その一方で、終着・京都駅へド派手に到着するシーンでは、あれほどの高速列車なのに駅のすぐ脇にまるで温泉街のようにのどかな土産物店が並び、すぐ後ろに五重塔が写り込んでいる。これもまた京都の「よくある」イメージのひとつであって、海外向けの分かりやすさ、という点はよいのだが。

公開当初から言われた「米原駅以外何も合ってない」とは実に言い得て妙だなあと思う。これはこれで「あーこれはネオニッポンだそうなんだ〜」と割り切れる材料ではあったが、後述の人物描写と重なって、アジアの認識なんてそんなもんか、という気にさせられてしまったのは事実であった。

 

ホワイトウォッシングとかその前に

この作品がハリウッド映画化される、おまけに主人公はブラッド・ピットらしい、という時点で、原作とは大きく異なった多人種ストーリーになるのは分かっていたことだった。キャストの多様性を深めるために檸檬と蜜柑が白人と黒人の双子になっていたりとか、原作では少ない女性キャラを増やすためか王子がかわかわ女子高生ジョーイ・キングちゃんになったりしているが、まあそれはそうでしょう、と思う。

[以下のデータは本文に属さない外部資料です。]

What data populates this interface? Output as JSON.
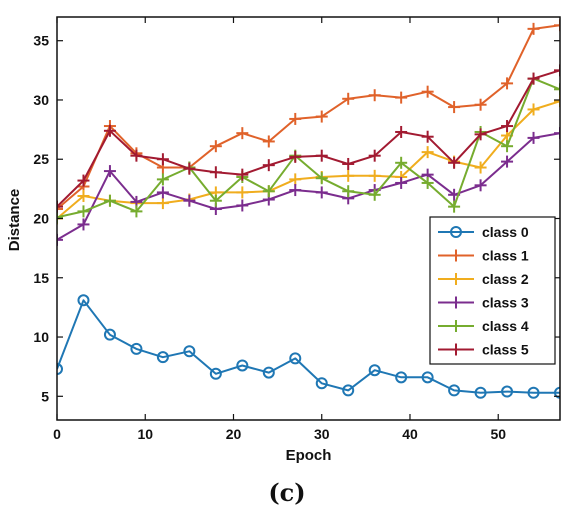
{
  "caption": "(c)",
  "chart_data": {
    "type": "line",
    "xlabel": "Epoch",
    "ylabel": "Distance",
    "xlim": [
      0,
      57
    ],
    "ylim": [
      3,
      37
    ],
    "xticks": [
      0,
      10,
      20,
      30,
      40,
      50
    ],
    "yticks": [
      5,
      10,
      15,
      20,
      25,
      30,
      35
    ],
    "grid": false,
    "legend": "right",
    "x": [
      0,
      3,
      6,
      9,
      12,
      15,
      18,
      21,
      24,
      27,
      30,
      33,
      36,
      39,
      42,
      45,
      48,
      51,
      54,
      57
    ],
    "series": [
      {
        "name": "class 0",
        "color": "#1f77b4",
        "marker": "circle",
        "values": [
          7.3,
          13.1,
          10.2,
          9.0,
          8.3,
          8.8,
          6.9,
          7.6,
          7.0,
          8.2,
          6.1,
          5.5,
          7.2,
          6.6,
          6.6,
          5.5,
          5.3,
          5.4,
          5.3,
          5.3
        ]
      },
      {
        "name": "class 1",
        "color": "#e0622a",
        "marker": "plus",
        "values": [
          20.8,
          22.7,
          27.8,
          25.5,
          24.3,
          24.3,
          26.1,
          27.2,
          26.5,
          28.4,
          28.6,
          30.1,
          30.4,
          30.2,
          30.7,
          29.4,
          29.6,
          31.4,
          36.0,
          36.3
        ]
      },
      {
        "name": "class 2",
        "color": "#f0ad1e",
        "marker": "plus",
        "values": [
          20.0,
          21.9,
          21.5,
          21.3,
          21.3,
          21.6,
          22.2,
          22.2,
          22.3,
          23.3,
          23.5,
          23.6,
          23.6,
          23.5,
          25.6,
          24.8,
          24.3,
          27.0,
          29.2,
          29.9
        ]
      },
      {
        "name": "class 3",
        "color": "#7b2d8e",
        "marker": "plus",
        "values": [
          18.2,
          19.5,
          24.0,
          21.4,
          22.2,
          21.5,
          20.8,
          21.1,
          21.6,
          22.4,
          22.2,
          21.7,
          22.4,
          23.0,
          23.7,
          22.0,
          22.8,
          24.8,
          26.8,
          27.2
        ]
      },
      {
        "name": "class 4",
        "color": "#76ac2f",
        "marker": "plus",
        "values": [
          20.1,
          20.6,
          21.5,
          20.6,
          23.3,
          24.3,
          21.5,
          23.5,
          22.3,
          25.3,
          23.4,
          22.3,
          22.0,
          24.7,
          23.0,
          21.0,
          27.3,
          26.1,
          31.8,
          30.9
        ]
      },
      {
        "name": "class 5",
        "color": "#a21a31",
        "marker": "plus",
        "values": [
          21.0,
          23.2,
          27.4,
          25.3,
          25.0,
          24.2,
          23.9,
          23.7,
          24.5,
          25.2,
          25.3,
          24.6,
          25.3,
          27.3,
          26.9,
          24.7,
          27.1,
          27.8,
          31.8,
          32.5
        ]
      }
    ]
  }
}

問題なのは、ネオニッポンもさることながら、日本人配役の割に、その描写があまりにステレオタイプだということだ。あれだけのキャリアがありながら『アベンジャーズ/エンドゲーム』であっさり殺されてしまうような真田広之がメインキャストなのを褒め称えるべきか? この世の中においてそれはあまりに低レベルなゴールではないだろうか。いや勿論、アジア系俳優の活躍の場は旧来ほとんど与えられてこなかったのではあるが。だからこそ『クレイジー・リッチ!』が賞賛されたのであるが。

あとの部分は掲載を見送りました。